Perché si parla di un’Amaca di Michele Serra sul bullismo
Due giorni fa ha dedicato la sua consueta rubrica alle aggressioni agli insegnanti nelle scuole, attirandosi molte critiche: oggi ha risposto con un lungo articolo
Due giorni fa Michele Serra ha dedicato la sua consueta rubrica Amaca, che scrive da anni per Repubblica, al tema delle aggressioni agli insegnanti nelle scuole superiori: se ne discuteva già da giorni per un caso capitato a Lucca e finito su tutti i giornali. Il suo articolo è stato accusato da molti di classismo e una certa insensibilità. Sulla Repubblica di oggi, Serra ha risposto alle critiche con un altro articolo.
Venerdì, Serra era intervenuto nel dibattito sul bullismo nei confronti degli insegnanti sostenendo che molte delle aggressioni avvengono «negli istituti tecnici e nelle scuole professionali», dove «il livello di educazione, di padronanza dei gesti e delle parole, di rispetto delle regole» è inferiore rispetto ai licei per via di una certa rigidità della società italiana («vanno al liceo i figli di quelli che avevano fatto il liceo»). Serra poi concludeva con alcune considerazioni sul populismo, «un’operazione consolatoria» nei confronti di queste debolezze.

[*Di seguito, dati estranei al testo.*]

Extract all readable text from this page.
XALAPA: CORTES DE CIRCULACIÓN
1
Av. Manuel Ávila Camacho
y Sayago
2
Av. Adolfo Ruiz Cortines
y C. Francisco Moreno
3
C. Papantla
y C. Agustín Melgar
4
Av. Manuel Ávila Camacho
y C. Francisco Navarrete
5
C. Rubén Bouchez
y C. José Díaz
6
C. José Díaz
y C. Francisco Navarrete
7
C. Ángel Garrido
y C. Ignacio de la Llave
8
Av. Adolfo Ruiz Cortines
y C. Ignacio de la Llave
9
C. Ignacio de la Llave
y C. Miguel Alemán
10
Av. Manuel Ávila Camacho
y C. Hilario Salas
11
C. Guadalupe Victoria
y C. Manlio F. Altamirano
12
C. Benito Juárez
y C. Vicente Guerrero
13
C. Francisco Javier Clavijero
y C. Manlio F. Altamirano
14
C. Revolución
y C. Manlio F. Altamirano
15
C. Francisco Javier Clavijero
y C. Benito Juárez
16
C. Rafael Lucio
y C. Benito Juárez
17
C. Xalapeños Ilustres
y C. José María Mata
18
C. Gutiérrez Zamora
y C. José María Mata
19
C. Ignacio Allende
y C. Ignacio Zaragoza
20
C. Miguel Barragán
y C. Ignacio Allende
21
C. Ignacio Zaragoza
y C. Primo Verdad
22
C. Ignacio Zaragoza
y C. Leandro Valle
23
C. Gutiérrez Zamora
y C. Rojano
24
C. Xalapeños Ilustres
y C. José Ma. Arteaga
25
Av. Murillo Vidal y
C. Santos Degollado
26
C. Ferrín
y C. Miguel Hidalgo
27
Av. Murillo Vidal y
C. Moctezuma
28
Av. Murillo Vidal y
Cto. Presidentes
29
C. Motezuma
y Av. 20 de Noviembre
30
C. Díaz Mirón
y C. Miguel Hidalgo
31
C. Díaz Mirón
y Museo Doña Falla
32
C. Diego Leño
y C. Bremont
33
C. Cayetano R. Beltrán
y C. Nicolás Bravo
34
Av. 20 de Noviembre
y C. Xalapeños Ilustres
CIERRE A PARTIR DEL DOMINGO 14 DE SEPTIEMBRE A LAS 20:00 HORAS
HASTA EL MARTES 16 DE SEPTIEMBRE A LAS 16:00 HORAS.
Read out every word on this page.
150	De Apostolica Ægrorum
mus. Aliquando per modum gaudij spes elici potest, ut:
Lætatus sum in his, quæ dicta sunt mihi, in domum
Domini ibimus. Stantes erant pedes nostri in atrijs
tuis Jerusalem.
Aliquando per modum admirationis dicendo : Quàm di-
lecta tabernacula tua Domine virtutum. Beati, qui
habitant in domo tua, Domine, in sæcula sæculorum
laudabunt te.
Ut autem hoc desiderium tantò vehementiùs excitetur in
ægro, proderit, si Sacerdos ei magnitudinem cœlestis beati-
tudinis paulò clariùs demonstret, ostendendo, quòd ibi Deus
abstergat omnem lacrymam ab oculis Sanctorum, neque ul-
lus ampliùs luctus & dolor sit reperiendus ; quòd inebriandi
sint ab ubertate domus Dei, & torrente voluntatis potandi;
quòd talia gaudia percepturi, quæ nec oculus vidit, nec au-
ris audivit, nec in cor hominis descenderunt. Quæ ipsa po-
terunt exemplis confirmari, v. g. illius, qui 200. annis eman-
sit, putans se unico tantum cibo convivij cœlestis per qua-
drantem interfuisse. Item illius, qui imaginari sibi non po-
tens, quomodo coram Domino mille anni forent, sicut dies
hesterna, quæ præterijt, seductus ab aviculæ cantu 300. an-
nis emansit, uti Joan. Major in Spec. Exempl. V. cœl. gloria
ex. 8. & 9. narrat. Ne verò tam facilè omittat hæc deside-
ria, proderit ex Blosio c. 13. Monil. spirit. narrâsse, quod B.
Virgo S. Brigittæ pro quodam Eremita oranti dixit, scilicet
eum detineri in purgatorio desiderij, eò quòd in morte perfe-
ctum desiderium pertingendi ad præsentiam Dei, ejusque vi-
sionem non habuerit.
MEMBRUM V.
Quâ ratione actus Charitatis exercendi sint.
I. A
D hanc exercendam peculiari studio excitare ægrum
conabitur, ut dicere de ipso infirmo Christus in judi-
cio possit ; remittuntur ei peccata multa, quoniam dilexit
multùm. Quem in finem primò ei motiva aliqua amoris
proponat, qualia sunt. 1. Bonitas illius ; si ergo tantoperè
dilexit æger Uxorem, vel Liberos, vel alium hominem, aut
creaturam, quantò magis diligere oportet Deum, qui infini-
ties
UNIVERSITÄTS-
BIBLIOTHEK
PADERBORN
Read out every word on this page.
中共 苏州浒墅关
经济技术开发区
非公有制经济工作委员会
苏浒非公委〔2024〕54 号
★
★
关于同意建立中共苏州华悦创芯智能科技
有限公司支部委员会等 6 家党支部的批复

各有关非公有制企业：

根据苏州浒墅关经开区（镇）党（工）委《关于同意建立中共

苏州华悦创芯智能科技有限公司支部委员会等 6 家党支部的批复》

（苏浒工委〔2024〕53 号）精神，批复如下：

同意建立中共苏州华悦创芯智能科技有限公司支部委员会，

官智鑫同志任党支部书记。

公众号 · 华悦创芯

Manca all'articolo di #MicheleSerra @repubblica la riflessione più urgente: se fosse vero che i #bulli sono spesso di famiglie più disagiate, non sarebbe questo un #fallimento enorme della #sinistra ? Almeno dirlo, almeno averne #coscienza almeno ammetterlo. pic.twitter.com/pZ49meLRfj
— Lorella Zanardo (@corpodelledonne) April 20, 2018
Molti hanno preso la considerazione di partenza di Serra, cioè che nelle scuole frequentate dai ragazzi più poveri ci siano maggiore disagio ed emarginazione, come un’accusa ai ragazzi stessi o alle loro famiglie piuttosto che come la constatazione di una discriminazione. Il giornalista Luca Telese, abituale critico di molte opinioni progressiste, ha risposto con un articolo su Tiscali News a sua volta molto condiviso e ha definito la posizione di Serra «sostanzialmente classista». Su Repubblica di oggi, Serra ha risposto a Telese e alle altre critiche con un lungo articolo, in cui sostiene che la gran parte dei lettori l’abbia frainteso.
Non è più neanche un equivoco, è una vera e propria legge mediatica quella che negli ultimi anni bolla come “snob” ogni definizione possibile immaginabile del gap di classe. Se dici che i poveri mangiano peggio dei benestanti, non è perché denunci (vedi la sacrosanta campagna di Michelle Obama) il disastro sanitario provocato dal junk food, è perché sei un fighetto che mangia solo lardo di Colonnata e cardo gobbo. Se dici che i poveri ricevono informazioni di minore qualità e spesso nessuna informazione, e sono dunque più esposti a manipolazioni politiche e veleni mediatici (junk media…) sei solo uno spocchioso spregiatore di chi ha studiato meno di te. Se dici che nelle scuole meno qualificate si addensano più facilmente i rischi di turbolenza sociale, spesso diretta conseguenza della condizione familiare, ecco che sei subito “classista”.